The query diverges! It should produce '() like before, but it loops forever instead. Let’s analyze why.
This query provides a ground version of l₁×l₂, but it leaves l₁ and l₂ fresh. Since we know that l₁×l₂ is nonempty, the first conde clause fails, and so l₁ must be nonempty too. But l₂ could still be empty, in which case fusion is empty, and so appendo immediately halts with d₁×l₂ being unified to l₁×l₂. Then it recurs on d₁, which is fresh since l₁ was fresh, '(), and d₁×l₂, which is really just l₁×l₂. It is a recursive call where nothing has changed, except that l₂ is ground as the empty list (but that was picked on purpose), so it would continue to call itself infinitely.
1 First Refactor
One way to fix the divergence to separate l₂ into its empty and nonempty cases. This ends up being pretty straightforward: the output is empty when l₂ is empty and so does not require recursion. And now l₂ needs to be nonempty in the recursive clause.

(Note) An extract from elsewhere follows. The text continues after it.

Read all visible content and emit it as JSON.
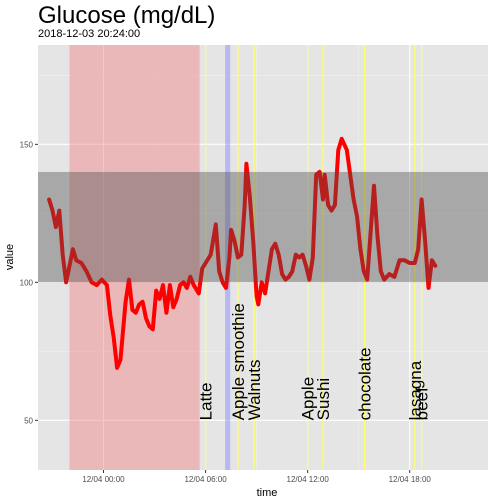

(defrel (cartesian-producto l₁ l₂ l₁×l₂) (conde ((== l₁ '()) (== l₁×l₂ '())) ((== l₂ '()) (== l₁×l₂ '())) ((fresh (a₁ d₁ a₂ d₂ d₁×l₂ fusion) (== l₁ `(,a₁ . ,d₁)) (== l₂ `(,a₂ . ,d₂)) (fuseo a₁ l₂ fusion) (appendo fusion d₁×l₂ l₁×l₂) (cartesian-producto d₁ l₂ d₁×l₂)))))

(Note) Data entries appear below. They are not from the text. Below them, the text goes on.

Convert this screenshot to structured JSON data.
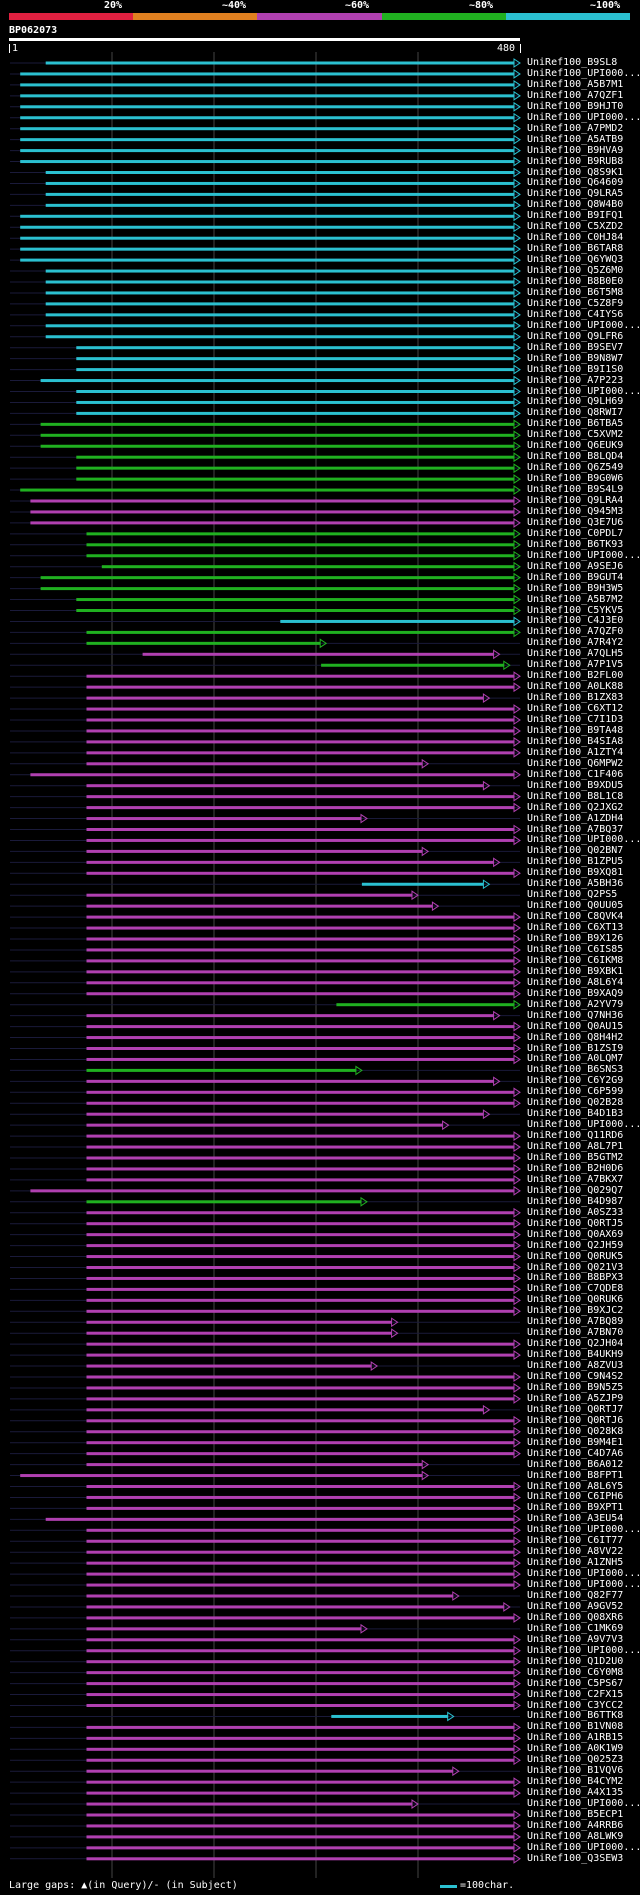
{
  "colors": {
    "background": "#000000",
    "text": "#ffffff",
    "cyan": "#2bc0d0",
    "green": "#20b020",
    "magenta": "#b040b0",
    "red": "#e02040",
    "orange": "#e08020",
    "grid": "#444444",
    "gap": "#ffff80"
  },
  "legend": {
    "segments": [
      "red",
      "orange",
      "magenta",
      "green",
      "cyan"
    ],
    "labels": [
      "20%",
      "~40%",
      "~60%",
      "~80%",
      "~100%"
    ]
  },
  "query": {
    "name": "BP062073",
    "start": "1",
    "end": "480"
  },
  "hits": [
    {
      "n": "UniRef100_B9SL8",
      "c": "cyan",
      "s": 0.07,
      "e": 1.0
    },
    {
      "n": "UniRef100_UPI000...",
      "c": "cyan",
      "s": 0.02,
      "e": 1.0
    },
    {
      "n": "UniRef100_A5B7M1",
      "c": "cyan",
      "s": 0.02,
      "e": 1.0
    },
    {
      "n": "UniRef100_A7QZF1",
      "c": "cyan",
      "s": 0.02,
      "e": 1.0
    },
    {
      "n": "UniRef100_B9HJT0",
      "c": "cyan",
      "s": 0.02,
      "e": 1.0
    },
    {
      "n": "UniRef100_UPI000...",
      "c": "cyan",
      "s": 0.02,
      "e": 1.0
    },
    {
      "n": "UniRef100_A7PMD2",
      "c": "cyan",
      "s": 0.02,
      "e": 1.0
    },
    {
      "n": "UniRef100_A5ATB9",
      "c": "cyan",
      "s": 0.02,
      "e": 1.0
    },
    {
      "n": "UniRef100_B9HVA9",
      "c": "cyan",
      "s": 0.02,
      "e": 1.0
    },
    {
      "n": "UniRef100_B9RUB8",
      "c": "cyan",
      "s": 0.02,
      "e": 1.0
    },
    {
      "n": "UniRef100_Q8S9K1",
      "c": "cyan",
      "s": 0.07,
      "e": 1.0
    },
    {
      "n": "UniRef100_Q64609",
      "c": "cyan",
      "s": 0.07,
      "e": 1.0
    },
    {
      "n": "UniRef100_Q9LRA5",
      "c": "cyan",
      "s": 0.07,
      "e": 1.0
    },
    {
      "n": "UniRef100_Q8W4B0",
      "c": "cyan",
      "s": 0.07,
      "e": 1.0
    },
    {
      "n": "UniRef100_B9IFQ1",
      "c": "cyan",
      "s": 0.02,
      "e": 1.0
    },
    {
      "n": "UniRef100_C5XZD2",
      "c": "cyan",
      "s": 0.02,
      "e": 1.0
    },
    {
      "n": "UniRef100_C0HJ84",
      "c": "cyan",
      "s": 0.02,
      "e": 1.0
    },
    {
      "n": "UniRef100_B6TAR8",
      "c": "cyan",
      "s": 0.02,
      "e": 1.0
    },
    {
      "n": "UniRef100_Q6YWQ3",
      "c": "cyan",
      "s": 0.02,
      "e": 1.0
    },
    {
      "n": "UniRef100_Q5Z6M0",
      "c": "cyan",
      "s": 0.07,
      "e": 1.0
    },
    {
      "n": "UniRef100_B8B0E0",
      "c": "cyan",
      "s": 0.07,
      "e": 1.0
    },
    {
      "n": "UniRef100_B6T5M8",
      "c": "cyan",
      "s": 0.07,
      "e": 1.0
    },
    {
      "n": "UniRef100_C5Z8F9",
      "c": "cyan",
      "s": 0.07,
      "e": 1.0
    },
    {
      "n": "UniRef100_C4IYS6",
      "c": "cyan",
      "s": 0.07,
      "e": 1.0
    },
    {
      "n": "UniRef100_UPI000...",
      "c": "cyan",
      "s": 0.07,
      "e": 1.0
    },
    {
      "n": "UniRef100_Q9LFR6",
      "c": "cyan",
      "s": 0.07,
      "e": 1.0
    },
    {
      "n": "UniRef100_B9SEV7",
      "c": "cyan",
      "s": 0.13,
      "e": 1.0
    },
    {
      "n": "UniRef100_B9N8W7",
      "c": "cyan",
      "s": 0.13,
      "e": 1.0
    },
    {
      "n": "UniRef100_B9I1S0",
      "c": "cyan",
      "s": 0.13,
      "e": 1.0
    },
    {
      "n": "UniRef100_A7P223",
      "c": "cyan",
      "s": 0.06,
      "e": 1.0
    },
    {
      "n": "UniRef100_UPI000...",
      "c": "cyan",
      "s": 0.13,
      "e": 1.0
    },
    {
      "n": "UniRef100_Q9LH69",
      "c": "cyan",
      "s": 0.13,
      "e": 1.0
    },
    {
      "n": "UniRef100_Q8RWI7",
      "c": "cyan",
      "s": 0.13,
      "e": 1.0
    },
    {
      "n": "UniRef100_B6TBA5",
      "c": "green",
      "s": 0.06,
      "e": 1.0
    },
    {
      "n": "UniRef100_C5XVM2",
      "c": "green",
      "s": 0.06,
      "e": 1.0
    },
    {
      "n": "UniRef100_Q6EUK9",
      "c": "green",
      "s": 0.06,
      "e": 1.0
    },
    {
      "n": "UniRef100_B8LQD4",
      "c": "green",
      "s": 0.13,
      "e": 1.0
    },
    {
      "n": "UniRef100_Q6Z549",
      "c": "green",
      "s": 0.13,
      "e": 1.0
    },
    {
      "n": "UniRef100_B9G0W6",
      "c": "green",
      "s": 0.13,
      "e": 1.0
    },
    {
      "n": "UniRef100_B9S4L9",
      "c": "green",
      "s": 0.02,
      "e": 1.0
    },
    {
      "n": "UniRef100_Q9LRA4",
      "c": "magenta",
      "s": 0.04,
      "e": 1.0
    },
    {
      "n": "UniRef100_Q945M3",
      "c": "magenta",
      "s": 0.04,
      "e": 1.0
    },
    {
      "n": "UniRef100_Q3E7U6",
      "c": "magenta",
      "s": 0.04,
      "e": 1.0
    },
    {
      "n": "UniRef100_C0PDL7",
      "c": "green",
      "s": 0.15,
      "e": 1.0
    },
    {
      "n": "UniRef100_B6TK93",
      "c": "green",
      "s": 0.15,
      "e": 1.0
    },
    {
      "n": "UniRef100_UPI000...",
      "c": "green",
      "s": 0.15,
      "e": 1.0
    },
    {
      "n": "UniRef100_A9SEJ6",
      "c": "green",
      "s": 0.18,
      "e": 1.0
    },
    {
      "n": "UniRef100_B9GUT4",
      "c": "green",
      "s": 0.06,
      "e": 1.0
    },
    {
      "n": "UniRef100_B9H3W5",
      "c": "green",
      "s": 0.06,
      "e": 1.0
    },
    {
      "n": "UniRef100_A5B7M2",
      "c": "green",
      "s": 0.13,
      "e": 1.0
    },
    {
      "n": "UniRef100_C5YKV5",
      "c": "green",
      "s": 0.13,
      "e": 1.0
    },
    {
      "n": "UniRef100_C4J3E0",
      "c": "cyan",
      "s": 0.53,
      "e": 1.0
    },
    {
      "n": "UniRef100_A7QZF0",
      "c": "green",
      "s": 0.15,
      "e": 1.0
    },
    {
      "n": "UniRef100_A7R4Y2",
      "c": "green",
      "s": 0.15,
      "e": 0.62
    },
    {
      "n": "UniRef100_A7QLH5",
      "c": "magenta",
      "s": 0.26,
      "e": 0.96
    },
    {
      "n": "UniRef100_A7P1V5",
      "c": "green",
      "s": 0.61,
      "e": 0.98
    },
    {
      "n": "UniRef100_B2FL00",
      "c": "magenta",
      "s": 0.15,
      "e": 1.0
    },
    {
      "n": "UniRef100_A0LK88",
      "c": "magenta",
      "s": 0.15,
      "e": 1.0
    },
    {
      "n": "UniRef100_B1ZX83",
      "c": "magenta",
      "s": 0.15,
      "e": 0.94
    },
    {
      "n": "UniRef100_C6XT12",
      "c": "magenta",
      "s": 0.15,
      "e": 1.0
    },
    {
      "n": "UniRef100_C7I1D3",
      "c": "magenta",
      "s": 0.15,
      "e": 1.0
    },
    {
      "n": "UniRef100_B9TA48",
      "c": "magenta",
      "s": 0.15,
      "e": 1.0
    },
    {
      "n": "UniRef100_B4SIA8",
      "c": "magenta",
      "s": 0.15,
      "e": 1.0
    },
    {
      "n": "UniRef100_A1ZTY4",
      "c": "magenta",
      "s": 0.15,
      "e": 1.0
    },
    {
      "n": "UniRef100_Q6MPW2",
      "c": "magenta",
      "s": 0.15,
      "e": 0.82
    },
    {
      "n": "UniRef100_C1F406",
      "c": "magenta",
      "s": 0.04,
      "e": 1.0
    },
    {
      "n": "UniRef100_B9XDU5",
      "c": "magenta",
      "s": 0.15,
      "e": 0.94
    },
    {
      "n": "UniRef100_B8L1C8",
      "c": "magenta",
      "s": 0.15,
      "e": 1.0
    },
    {
      "n": "UniRef100_Q2JXG2",
      "c": "magenta",
      "s": 0.15,
      "e": 1.0
    },
    {
      "n": "UniRef100_A1ZDH4",
      "c": "magenta",
      "s": 0.15,
      "e": 0.7
    },
    {
      "n": "UniRef100_A7BQ37",
      "c": "magenta",
      "s": 0.15,
      "e": 1.0
    },
    {
      "n": "UniRef100_UPI000...",
      "c": "magenta",
      "s": 0.15,
      "e": 1.0
    },
    {
      "n": "UniRef100_Q02BN7",
      "c": "magenta",
      "s": 0.15,
      "e": 0.82
    },
    {
      "n": "UniRef100_B1ZPU5",
      "c": "magenta",
      "s": 0.15,
      "e": 0.96
    },
    {
      "n": "UniRef100_B9XQ81",
      "c": "magenta",
      "s": 0.15,
      "e": 1.0
    },
    {
      "n": "UniRef100_A5BH36",
      "c": "cyan",
      "s": 0.69,
      "e": 0.94
    },
    {
      "n": "UniRef100_Q2PS5",
      "c": "magenta",
      "s": 0.15,
      "e": 0.8
    },
    {
      "n": "UniRef100_Q0UU05",
      "c": "magenta",
      "s": 0.15,
      "e": 0.84
    },
    {
      "n": "UniRef100_C8QVK4",
      "c": "magenta",
      "s": 0.15,
      "e": 1.0
    },
    {
      "n": "UniRef100_C6XT13",
      "c": "magenta",
      "s": 0.15,
      "e": 1.0
    },
    {
      "n": "UniRef100_B9X126",
      "c": "magenta",
      "s": 0.15,
      "e": 1.0
    },
    {
      "n": "UniRef100_C6IS85",
      "c": "magenta",
      "s": 0.15,
      "e": 1.0
    },
    {
      "n": "UniRef100_C6IKM8",
      "c": "magenta",
      "s": 0.15,
      "e": 1.0
    },
    {
      "n": "UniRef100_B9XBK1",
      "c": "magenta",
      "s": 0.15,
      "e": 1.0
    },
    {
      "n": "UniRef100_A8L6Y4",
      "c": "magenta",
      "s": 0.15,
      "e": 1.0
    },
    {
      "n": "UniRef100_B9XAQ9",
      "c": "magenta",
      "s": 0.15,
      "e": 1.0
    },
    {
      "n": "UniRef100_A2YV79",
      "c": "green",
      "s": 0.64,
      "e": 1.0
    },
    {
      "n": "UniRef100_Q7NH36",
      "c": "magenta",
      "s": 0.15,
      "e": 0.96
    },
    {
      "n": "UniRef100_Q0AU15",
      "c": "magenta",
      "s": 0.15,
      "e": 1.0
    },
    {
      "n": "UniRef100_Q8H4H2",
      "c": "magenta",
      "s": 0.15,
      "e": 1.0
    },
    {
      "n": "UniRef100_B1ZSI9",
      "c": "magenta",
      "s": 0.15,
      "e": 1.0
    },
    {
      "n": "UniRef100_A0LQM7",
      "c": "magenta",
      "s": 0.15,
      "e": 1.0
    },
    {
      "n": "UniRef100_B6SNS3",
      "c": "green",
      "s": 0.15,
      "e": 0.69
    },
    {
      "n": "UniRef100_C6Y2G9",
      "c": "magenta",
      "s": 0.15,
      "e": 0.96
    },
    {
      "n": "UniRef100_C6P599",
      "c": "magenta",
      "s": 0.15,
      "e": 1.0
    },
    {
      "n": "UniRef100_Q02B28",
      "c": "magenta",
      "s": 0.15,
      "e": 1.0
    },
    {
      "n": "UniRef100_B4D1B3",
      "c": "magenta",
      "s": 0.15,
      "e": 0.94
    },
    {
      "n": "UniRef100_UPI000...",
      "c": "magenta",
      "s": 0.15,
      "e": 0.86
    },
    {
      "n": "UniRef100_Q11RD6",
      "c": "magenta",
      "s": 0.15,
      "e": 1.0
    },
    {
      "n": "UniRef100_A8L7P1",
      "c": "magenta",
      "s": 0.15,
      "e": 1.0
    },
    {
      "n": "UniRef100_B5GTM2",
      "c": "magenta",
      "s": 0.15,
      "e": 1.0
    },
    {
      "n": "UniRef100_B2H0D6",
      "c": "magenta",
      "s": 0.15,
      "e": 1.0
    },
    {
      "n": "UniRef100_A7BKX7",
      "c": "magenta",
      "s": 0.15,
      "e": 1.0
    },
    {
      "n": "UniRef100_Q029Q7",
      "c": "magenta",
      "s": 0.04,
      "e": 1.0
    },
    {
      "n": "UniRef100_B4D987",
      "c": "green",
      "s": 0.15,
      "e": 0.7
    },
    {
      "n": "UniRef100_A0SZ33",
      "c": "magenta",
      "s": 0.15,
      "e": 1.0
    },
    {
      "n": "UniRef100_Q0RTJ5",
      "c": "magenta",
      "s": 0.15,
      "e": 1.0
    },
    {
      "n": "UniRef100_Q0AX69",
      "c": "magenta",
      "s": 0.15,
      "e": 1.0
    },
    {
      "n": "UniRef100_Q2JH59",
      "c": "magenta",
      "s": 0.15,
      "e": 1.0
    },
    {
      "n": "UniRef100_Q0RUK5",
      "c": "magenta",
      "s": 0.15,
      "e": 1.0
    },
    {
      "n": "UniRef100_Q021V3",
      "c": "magenta",
      "s": 0.15,
      "e": 1.0
    },
    {
      "n": "UniRef100_B8BPX3",
      "c": "magenta",
      "s": 0.15,
      "e": 1.0
    },
    {
      "n": "UniRef100_C7QDE8",
      "c": "magenta",
      "s": 0.15,
      "e": 1.0
    },
    {
      "n": "UniRef100_Q0RUK6",
      "c": "magenta",
      "s": 0.15,
      "e": 1.0
    },
    {
      "n": "UniRef100_B9XJC2",
      "c": "magenta",
      "s": 0.15,
      "e": 1.0
    },
    {
      "n": "UniRef100_A7BQ89",
      "c": "magenta",
      "s": 0.15,
      "e": 0.76
    },
    {
      "n": "UniRef100_A7BN70",
      "c": "magenta",
      "s": 0.15,
      "e": 0.76
    },
    {
      "n": "UniRef100_Q2JH04",
      "c": "magenta",
      "s": 0.15,
      "e": 1.0
    },
    {
      "n": "UniRef100_B4UKH9",
      "c": "magenta",
      "s": 0.15,
      "e": 1.0
    },
    {
      "n": "UniRef100_A8ZVU3",
      "c": "magenta",
      "s": 0.15,
      "e": 0.72
    },
    {
      "n": "UniRef100_C9N4S2",
      "c": "magenta",
      "s": 0.15,
      "e": 1.0
    },
    {
      "n": "UniRef100_B9N5Z5",
      "c": "magenta",
      "s": 0.15,
      "e": 1.0
    },
    {
      "n": "UniRef100_A5ZJP9",
      "c": "magenta",
      "s": 0.15,
      "e": 1.0
    },
    {
      "n": "UniRef100_Q0RTJ7",
      "c": "magenta",
      "s": 0.15,
      "e": 0.94
    },
    {
      "n": "UniRef100_Q0RTJ6",
      "c": "magenta",
      "s": 0.15,
      "e": 1.0
    },
    {
      "n": "UniRef100_Q028K8",
      "c": "magenta",
      "s": 0.15,
      "e": 1.0
    },
    {
      "n": "UniRef100_B9M4E1",
      "c": "magenta",
      "s": 0.15,
      "e": 1.0
    },
    {
      "n": "UniRef100_C4D7A6",
      "c": "magenta",
      "s": 0.15,
      "e": 1.0
    },
    {
      "n": "UniRef100_B6A012",
      "c": "magenta",
      "s": 0.15,
      "e": 0.82
    },
    {
      "n": "UniRef100_B8FPT1",
      "c": "magenta",
      "s": 0.02,
      "e": 0.82
    },
    {
      "n": "UniRef100_A8L6Y5",
      "c": "magenta",
      "s": 0.15,
      "e": 1.0
    },
    {
      "n": "UniRef100_C6IPH6",
      "c": "magenta",
      "s": 0.15,
      "e": 1.0
    },
    {
      "n": "UniRef100_B9XPT1",
      "c": "magenta",
      "s": 0.15,
      "e": 1.0
    },
    {
      "n": "UniRef100_A3EU54",
      "c": "magenta",
      "s": 0.07,
      "e": 1.0
    },
    {
      "n": "UniRef100_UPI000...",
      "c": "magenta",
      "s": 0.15,
      "e": 1.0
    },
    {
      "n": "UniRef100_C6IT77",
      "c": "magenta",
      "s": 0.15,
      "e": 1.0
    },
    {
      "n": "UniRef100_A8VV22",
      "c": "magenta",
      "s": 0.15,
      "e": 1.0
    },
    {
      "n": "UniRef100_A1ZNH5",
      "c": "magenta",
      "s": 0.15,
      "e": 1.0
    },
    {
      "n": "UniRef100_UPI000...",
      "c": "magenta",
      "s": 0.15,
      "e": 1.0
    },
    {
      "n": "UniRef100_UPI000...",
      "c": "magenta",
      "s": 0.15,
      "e": 1.0
    },
    {
      "n": "UniRef100_Q82F77",
      "c": "magenta",
      "s": 0.15,
      "e": 0.88
    },
    {
      "n": "UniRef100_A9GV52",
      "c": "magenta",
      "s": 0.15,
      "e": 0.98
    },
    {
      "n": "UniRef100_Q08XR6",
      "c": "magenta",
      "s": 0.15,
      "e": 1.0
    },
    {
      "n": "UniRef100_C1MK69",
      "c": "magenta",
      "s": 0.15,
      "e": 0.7
    },
    {
      "n": "UniRef100_A9V7V3",
      "c": "magenta",
      "s": 0.15,
      "e": 1.0
    },
    {
      "n": "UniRef100_UPI000...",
      "c": "magenta",
      "s": 0.15,
      "e": 1.0
    },
    {
      "n": "UniRef100_Q1D2U0",
      "c": "magenta",
      "s": 0.15,
      "e": 1.0
    },
    {
      "n": "UniRef100_C6Y0M8",
      "c": "magenta",
      "s": 0.15,
      "e": 1.0
    },
    {
      "n": "UniRef100_C5PS67",
      "c": "magenta",
      "s": 0.15,
      "e": 1.0
    },
    {
      "n": "UniRef100_C2FX15",
      "c": "magenta",
      "s": 0.15,
      "e": 1.0
    },
    {
      "n": "UniRef100_C3YCC2",
      "c": "magenta",
      "s": 0.15,
      "e": 1.0
    },
    {
      "n": "UniRef100_B6TTK8",
      "c": "cyan",
      "s": 0.63,
      "e": 0.87
    },
    {
      "n": "UniRef100_B1VN08",
      "c": "magenta",
      "s": 0.15,
      "e": 1.0
    },
    {
      "n": "UniRef100_A1RB15",
      "c": "magenta",
      "s": 0.15,
      "e": 1.0
    },
    {
      "n": "UniRef100_A0K1W9",
      "c": "magenta",
      "s": 0.15,
      "e": 1.0
    },
    {
      "n": "UniRef100_Q025Z3",
      "c": "magenta",
      "s": 0.15,
      "e": 1.0
    },
    {
      "n": "UniRef100_B1VQV6",
      "c": "magenta",
      "s": 0.15,
      "e": 0.88
    },
    {
      "n": "UniRef100_B4CYM2",
      "c": "magenta",
      "s": 0.15,
      "e": 1.0
    },
    {
      "n": "UniRef100_A4X135",
      "c": "magenta",
      "s": 0.15,
      "e": 1.0
    },
    {
      "n": "UniRef100_UPI000...",
      "c": "magenta",
      "s": 0.15,
      "e": 0.8
    },
    {
      "n": "UniRef100_B5ECP1",
      "c": "magenta",
      "s": 0.15,
      "e": 1.0
    },
    {
      "n": "UniRef100_A4RRB6",
      "c": "magenta",
      "s": 0.15,
      "e": 1.0
    },
    {
      "n": "UniRef100_A8LWK9",
      "c": "magenta",
      "s": 0.15,
      "e": 1.0
    },
    {
      "n": "UniRef100_UPI000...",
      "c": "magenta",
      "s": 0.15,
      "e": 1.0
    },
    {
      "n": "UniRef100_Q3SEW3",
      "c": "magenta",
      "s": 0.15,
      "e": 1.0
    }
  ],
  "footer": {
    "gaps_label": "Large gaps: ▲(in Query)/- (in Subject)",
    "scale_label": "=100char."
  }
}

> (run 1 (l₁ l₂) (cartesian-producto l₁ l₂ '((a 1) (b 2)))) ...
It still diverges! But I’m not surprised. cartesian-producto is a recursive relation which uses two other recursive relations: fuseo and appendo.
2 Second Refactor
Another refactor I can try is to both fuse and append at the same time, e.g.:
> (run 1 (q) (fuse-and-appendo 'x '(a b c) '((y d) (y e) (y f)) q)) '(((x a) (x b) (x c) (y d) (y e) (y f)))

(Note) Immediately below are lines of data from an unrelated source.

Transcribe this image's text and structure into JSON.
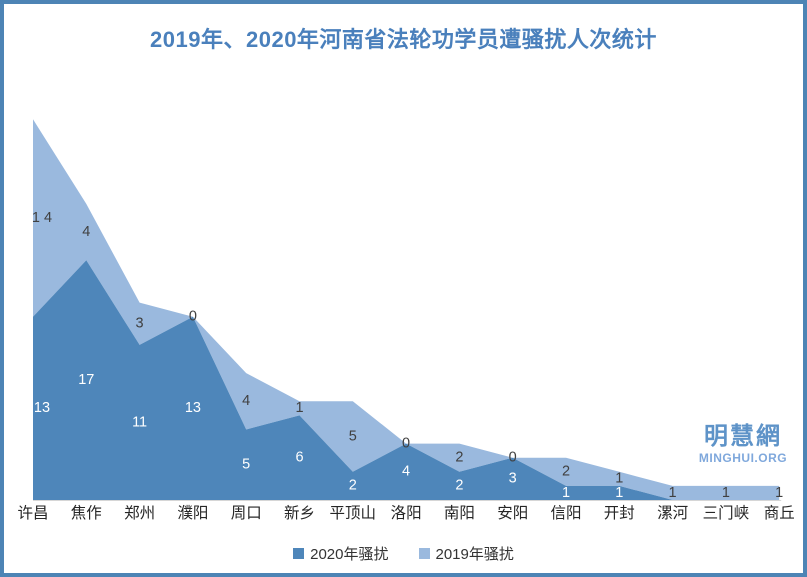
{
  "page": {
    "border_color": "#4d84b5",
    "background_color": "#ffffff"
  },
  "header": {
    "title": "2019年、2020年河南省法轮功学员遭骚扰人次统计",
    "title_color": "#4a80bc"
  },
  "watermark": {
    "logo_text": "明慧網",
    "logo_subtext": "MINGHUI.ORG",
    "logo_text_color": "#5e93c8",
    "logo_subtext_color": "#7fa8dc"
  },
  "legend": {
    "items": [
      {
        "label": "2020年骚扰",
        "color": "#4e86ba"
      },
      {
        "label": "2019年骚扰",
        "color": "#9ab9de"
      }
    ]
  },
  "chart_data": {
    "type": "area",
    "stacked": true,
    "title": "2019年、2020年河南省法轮功学员遭骚扰人次统计",
    "xlabel": "",
    "ylabel": "",
    "ylim": [
      0,
      29
    ],
    "grid": false,
    "legend_position": "bottom",
    "axis_text_color": "#262626",
    "axis_line_color": "#d6d6d6",
    "categories": [
      "许昌",
      "焦作",
      "郑州",
      "濮阳",
      "周口",
      "新乡",
      "平顶山",
      "洛阳",
      "南阳",
      "安阳",
      "信阳",
      "开封",
      "漯河",
      "三门峡",
      "商丘"
    ],
    "series": [
      {
        "name": "2020年骚扰",
        "color": "#4e86ba",
        "label_color": "#ffffff",
        "values": [
          13,
          17,
          11,
          13,
          5,
          6,
          2,
          4,
          2,
          3,
          1,
          1,
          0,
          0,
          0
        ],
        "labels": [
          "13",
          "17",
          "11",
          "13",
          "5",
          "6",
          "2",
          "4",
          "2",
          "3",
          "1",
          "1",
          "",
          "",
          ""
        ]
      },
      {
        "name": "2019年骚扰",
        "color": "#9ab9de",
        "label_color": "#404040",
        "values": [
          14,
          4,
          3,
          0,
          4,
          1,
          5,
          0,
          2,
          0,
          2,
          1,
          1,
          1,
          1
        ],
        "labels": [
          "1 4",
          "4",
          "3",
          "0",
          "4",
          "1",
          "5",
          "0",
          "2",
          "0",
          "2",
          "1",
          "1",
          "1",
          "1"
        ]
      }
    ]
  }
}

That way, cartesian-producto would not need the intermediate variable fusion.
(defrel (cartesian-producto l₁ l₂ l₁×l₂) (conde ((== l₁ '()) (== l₁×l₂ '())) ((== l₂ '()) (== l₁×l₂ '())) ((fresh (a₁ d₁ a₂ d₂ d₁×l₂ fusion) (== l₁ `(,a₁ . ,d₁)) (== l₂ `(,a₂ . ,d₂)) (fuse-and-appendo a₁ l₂ d₁×l₂ l₁×l₂) (cartesian-producto d₁ l₂ d₁×l₂)))))
Here is the implementation of fuse-and-appendo:
(defrel (fuse-and-appendo sym l r o) (conde ((== l '()) (== r o)) ((fresh (a d rec) (== l `(,a . ,d)) (== o `((,sym ,a) . ,rec)) (fuse-and-appendo sym d r rec)))))
It’s not always possible to define conjunction of two recursive relations as a singly-recursive relation, so it’s great when it works. The basis for this correctness-preserving transformation is a logical rule of inference shown here:
\frac{((p \land a) \lor (\neg p \land b)) \land ((p \land x) \lor (\neg p \land y))}{(p \land a \land x) \lor (\neg p \land b \land y)}
I’ll get a better understanding of this divergence by using the first-order-miniKanren debugger defined in: http://minikanren.org/workshop/2019/minikanren19-final2.pdf.
> (run 1 (l₁ l₂) (cartesian-producto l₁ l₂ '((a 1) (b 2)))) '()
That did the trick! But notice that fuse-and-appendo allows l₂ to be empty, so both refactors are needed together to prevent divergence.